Post written by: Erin Walcon
We celebrated the culmination of our Open Doors Outreach with secondary schools on Saturday 24 Feb 2018, at the Exeter Northcott Theatre.
This is one of my favourite days of the year.
It begins nervously… for all of us. It’s a mammoth task. 12 secondary schools, 24 visiting physical theatre workshops, 6 professional lead artists, 18 university students, and one final showcase day, where it all comes together and we celebrate their work, this year with 82 performers taking part.
It’s hard to fully capture the complex magic of the day, so I thought I’d just send you a few ‘postcard’ moments from the ground.
Postcard 1:
It’s 9.34 AM. Secondary students have just started arriving in a steady trickle through the front door of the Exeter Northcott Theatre. They are nervous, but excited. They look very relieved when they see their friends already sitting at a table in the cafe, and they congregate in small, tight bunches, talking together in low voices: who is here? Who is missing? Do they need to re-work their piece? Did they remember to bring the music on the memory stick? They look up to see the lead artist who worked with them at their school, and you can see everyone’s shoulders relax.
Postcard 2:
It’s 10.43 AM. Welcome time. I stand up and say hi – I explain to everyone that this day is not about perfect finished pieces, but about celebrating the craft and aliveness of making original theatre – about taking risks and trying things. People try out saying hi to someone they haven’t met before. Sam, our wonderful technician from the Exeter Northcott gives a safety briefing. We gather to go down to Roborough Studios for rehearsals. The work of the day begins.
Postcard 3: Making and ReMaking
If you wander the hallway at about 11.17, you can hear working rehearsal rooms everywhere. Each studio has at least 3 schools represented in it, and they are packed with activity – working beats, honing lifts, trying out new characters, polishing timings. Students have never met each other before, but they co-occupy the same creative space with ease. Sometimes they warm up together. The Lead Artists move between their groups, helped and questioning. The university students mentor and support, providing metronome clicks or modelling new physical techniques. The rooms are full and the energy is electric.
Postcard 4: Lunch
We take a much-needed lunch break. This is always one of my favourite moments of the day – seeing the university campus be taken over by secondary-aged students. This year there was parkour off the wall of the chapel and pyramid building on Roborough’s lawn. The sun shone.
Postcard 5: Getting Serious Now
After lunch, you can feel a tone change. The day has moved from nervous first steps, through the manic enthusiasm of the morning, and into the serious focus of getting ready to perform. The shift comes when the first few groups head up to the Northcott to do their technical rehearsals.
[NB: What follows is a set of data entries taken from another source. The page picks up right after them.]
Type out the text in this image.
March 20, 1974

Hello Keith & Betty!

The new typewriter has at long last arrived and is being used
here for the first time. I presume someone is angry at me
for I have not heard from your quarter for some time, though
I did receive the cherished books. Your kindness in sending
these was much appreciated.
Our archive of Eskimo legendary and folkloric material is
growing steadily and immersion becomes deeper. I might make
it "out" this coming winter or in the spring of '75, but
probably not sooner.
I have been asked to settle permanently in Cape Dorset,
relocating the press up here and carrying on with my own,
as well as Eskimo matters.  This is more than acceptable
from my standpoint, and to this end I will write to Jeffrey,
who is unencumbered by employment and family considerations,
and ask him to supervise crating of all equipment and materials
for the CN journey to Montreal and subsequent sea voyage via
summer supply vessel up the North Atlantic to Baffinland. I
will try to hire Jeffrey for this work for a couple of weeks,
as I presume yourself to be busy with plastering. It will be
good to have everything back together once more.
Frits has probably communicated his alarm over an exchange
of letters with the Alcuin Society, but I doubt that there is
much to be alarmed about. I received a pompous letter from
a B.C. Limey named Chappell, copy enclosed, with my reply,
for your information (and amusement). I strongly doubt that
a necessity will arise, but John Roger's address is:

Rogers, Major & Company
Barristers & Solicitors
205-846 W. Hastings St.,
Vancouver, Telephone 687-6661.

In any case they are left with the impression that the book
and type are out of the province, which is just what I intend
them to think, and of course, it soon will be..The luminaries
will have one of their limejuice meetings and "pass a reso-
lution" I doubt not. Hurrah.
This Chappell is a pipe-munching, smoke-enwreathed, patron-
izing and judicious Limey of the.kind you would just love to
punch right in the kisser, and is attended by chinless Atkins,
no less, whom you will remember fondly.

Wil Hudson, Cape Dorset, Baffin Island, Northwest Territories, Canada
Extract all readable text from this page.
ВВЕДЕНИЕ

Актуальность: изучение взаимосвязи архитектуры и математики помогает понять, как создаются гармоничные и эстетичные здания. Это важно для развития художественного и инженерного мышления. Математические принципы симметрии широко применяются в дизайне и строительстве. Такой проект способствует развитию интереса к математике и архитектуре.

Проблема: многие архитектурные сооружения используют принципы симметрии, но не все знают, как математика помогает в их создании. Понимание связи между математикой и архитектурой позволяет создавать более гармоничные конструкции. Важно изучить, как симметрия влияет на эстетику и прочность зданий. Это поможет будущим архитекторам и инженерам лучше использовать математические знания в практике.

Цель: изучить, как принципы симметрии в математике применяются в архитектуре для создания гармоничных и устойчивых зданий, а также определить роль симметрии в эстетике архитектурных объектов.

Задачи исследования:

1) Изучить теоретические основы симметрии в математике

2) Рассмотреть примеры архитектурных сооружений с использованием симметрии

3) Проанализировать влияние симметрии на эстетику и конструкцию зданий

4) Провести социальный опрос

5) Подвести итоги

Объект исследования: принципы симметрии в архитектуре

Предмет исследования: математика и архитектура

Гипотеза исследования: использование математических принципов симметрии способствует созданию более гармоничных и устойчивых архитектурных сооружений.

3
Those left down at Roborough buckle down, and the quality of attention is precise.
Postcard 6: Tech
Each group gets about 15 minutes to tech their piece on mainstage. It’s a big move, coming from the safety of the rehearsal room into the big theatre again. The pieces sometimes have to grow or shrink in order to work. The stage lighting transforms everything.
Postcard 7: Staying in It
Tech rehearsals can be hard. There are long windows of quiet while the technical team sort out music files. There might be several other groups watching you, waiting for their turn. There is always a lot of coming and going, with 82 performers, all needing to tech within the same 2 hour window. This year, I was so impressed with the focus and professionalism of the groups. They really did outstanding work during their technical rehearsals, and this was testament to their trust in their lead artists, but also a really special thing to watch.
Postcard 8: Flying
At 4pm, the auditorium fills up with parents, carers, family and friends who have come to watch. The performers fill the first 5 rows, and their loved ones pack in above and around. The lights dim. I can heard the gentle shuffle of performers moving quietly and quickly into position. My shoulders relax. (Traffic flow is the biggest stress of the day for me…) Exeter College walks on stage, their newspaper puppet ready. We have begun. This year, I set camera down for a second and just enjoyed the wonderful sight of the stage being full of secondary student performers. You could feel that something special is happening – see it reflected in the eyes of the performers taking their first steps onto a professional stage. Feeling and trusting in their own power and potential.